TÜRKİYE CUMHURİYETİ’ Nİ KURANLAR NASIL BİR GENÇLİK İSTİYORDU.? BÖLÜM 2

TÜRKİYE CUMHURİYETİ’ Nİ KURANLAR NASIL BİR GENÇLİK İSTİYORDU.?  BÖLÜM 2



Atatürk döneminde yukarda görüşlerinden örnekler verilenler dışında daha bir çok devlet ve siyaset adamı, “amelî, “ yani öğrendiğini uygulayabilen gençler yetiştirmenin önemini vurgulamıştır.34 
Öğrendiklerini uygulayabilen, “amelî nesiller” yetiştirme görüşü, o dönemde devletin eğitim politikasına da yansımış35 ve hükûmet programlarında yer almıştır.36 Atatürk dönemi Maarif Vekillerinden İsmail Safa, 8 Mart 1923 (1339) tarihinde yayınladığı bir bakanlık genelgesinde “Tedrisatın Gayeleri” (Öğretimin Amaçları) başlığı altında şöyle demektedir: 

Vekaletin tedrisat hususundaki gayesi, Türkiye Büyük Millet Meclisi Reisi Paşa Hazretleri’nin senei devriye münasebetiyle irat buyurdukları nutukta gösterilen hututu [ilkeleri] ihtiva eder.

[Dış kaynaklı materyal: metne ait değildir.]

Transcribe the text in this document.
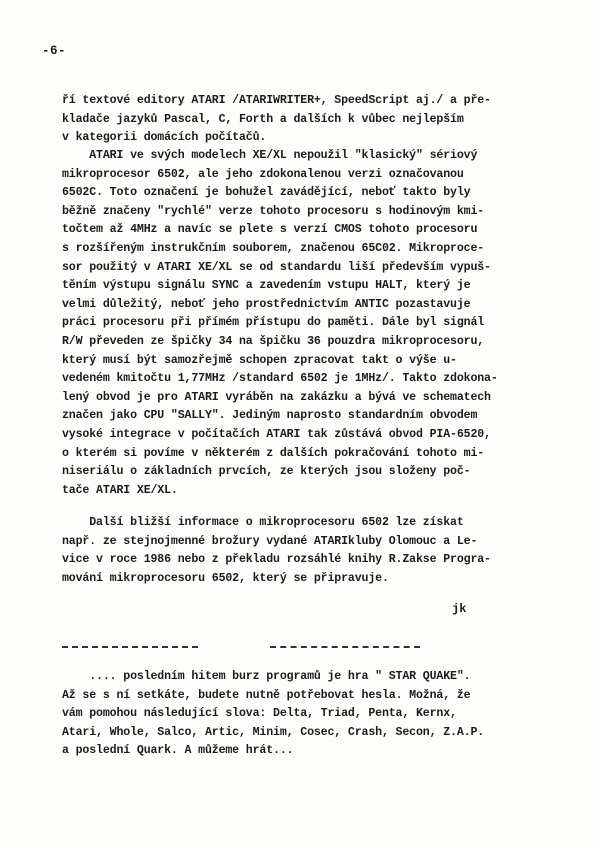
-6-
ří textové editory ATARI /ATARIWRITER+, SpeedScript aj./ a pře-
kladače jazyků Pascal, C, Forth a dalších k vůbec nejlepším
v kategorii domácích počítačů.
ATARI ve svých modelech XE/XL nepoužil "klasický" sériový
mikroprocesor 6502, ale jeho zdokonalenou verzi označovanou
6502C. Toto označení je bohužel zavádějící, neboť takto byly
běžně značeny "rychlé" verze tohoto procesoru s hodinovým kmi-
točtem až 4MHz a navíc se plete s verzí CMOS tohoto procesoru
s rozšířeným instrukčním souborem, značenou 65C02. Mikroproce-
sor použitý v ATARI XE/XL se od standardu liší především vypuš-
těním výstupu signálu SYNC a zavedením vstupu HALT, který je
velmi důležitý, neboť jeho prostřednictvím ANTIC pozastavuje
práci procesoru při přímém přístupu do paměti. Dále byl signál
R/W převeden ze špičky 34 na špičku 36 pouzdra mikroprocesoru,
který musí být samozřejmě schopen zpracovat takt o výše u-
vedeném kmitočtu 1,77MHz /standard 6502 je 1MHz/. Takto zdokona-
lený obvod je pro ATARI vyráběn na zakázku a bývá ve schematech
značen jako CPU "SALLY". Jediným naprosto standardním obvodem
vysoké integrace v počítačích ATARI tak zůstává obvod PIA-6520,
o kterém si povíme v některém z dalších pokračování tohoto mi-
niseriálu o základních prvcích, ze kterých jsou složeny poč-
tače ATARI XE/XL.
Další bližší informace o mikroprocesoru 6502 lze získat
např. ze stejnojmenné brožury vydané ATARIkluby Olomouc a Le-
vice v roce 1986 nebo z překladu rozsáhlé knihy R.Zakse Progra-
mování mikroprocesoru 6502, který se připravuje.
jk
.... posledním hitem burz programů je hra " STAR QUAKE".
Až se s ní setkáte, budete nutně potřebovat hesla. Možná, že
vám pomohou následující slova: Delta, Triad, Penta, Kernx,
Atari, Whole, Salco, Artic, Minim, Cosec, Crash, Secon, Z.A.P.
a poslední Quark. A můžeme hrát...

O hututun aynen muhafazası için nakl ve tekrara lüzum görüyorum: 
Müşarünileyh Hazretlerinin gayet muciz [öz] surette izah ettikleri gibi bu hususta tatbik edeceğimiz usul, malumatı insan için fazla bir süs, bir vasıtai tahakküm, yahut medenî bir zevkten ziyade, maddî hayatta muvaffak olmayı temin eden amelî ve kabili istimal bir cihaz hâline getirmektir.37 

Maarif Vekâleti (Millî Eğitim Bakanlığı) tarafından hazırlanan program ve yönetmeliklerde de “ amelî eğitim ” kavramı, bir başka deyişle, öğrendiklerini uygulayarak hayatta başarılı olacak gençler yetiştirmenin önemi vurgulanmak tadır. Maarif Vekâleti tarafından hazırlanarak 1927’de yayınlanan ve orta öğretim kurumlarının amaçlarını belirleyen “Lise ve Orta Mektepler Talimatnamesi”nde şöyle denmektedir: “Orta mekteplerle liseler, talebesinin... Türkiye Cumhuriyeti’nin vatandaşı sıfatıyla millet hayatı içinde müsmir 
faaliyette bulunmasını... hedef ittihaz eder.”38 Atatürk döneminin sonlarına doğru, yine Maarif Vekâleti tarafından hazırlanarak 1936 yılında yayınlanan “İlkokul Programı”nda da, öğrencilerin bilgiyi uygulamasının ve hayatta başarı kazanmalarının önemi vurgulanmaktadır. 
Program, ilkokulun amaçlarından birisini şöyle ifade etmektedir: “İlkokul terbiye ve tedrisinde güdülen hedeflerden biri de bilgiyi, talebeye maddî hayatta muvaffakiyet elde ettiren bir vasıta haline getirmektir.”39 

3. Yüksek Karakterli Bir Gençlik 

Atatürk ve onun döneminde görev yapan devlet ve siyaset adamları hem Türkiye Büyük Millet Meclisi’nde hem de Meclis dışında yaptıkları konuşmalarda yeni yetişen nesillerin “yüksek seciyeli” (karakterli, erdemli) yetiştirilmesini istemişlerdir. Atatürk bu konudaki görüşlerini, 25 Temmuz 1924’te öğretmenlere yaptığı bir konuşmada şöyle açıklamaktadır: “Cumhuriyet fikren, ilmen, fennen, 
bedenen kuvvetli ve yüksek seciyeli muhafızlar ister. Yeni nesli bu evsaf [nitelikler] ve kabiliyette yetiştirmek sizin elinizdedir.”40 

Atatürk’ün bu sözleri diğer devlet ve siyaset adamları tarafından da aynen veya benzeri ifadelerle tekrarlanmıştır. 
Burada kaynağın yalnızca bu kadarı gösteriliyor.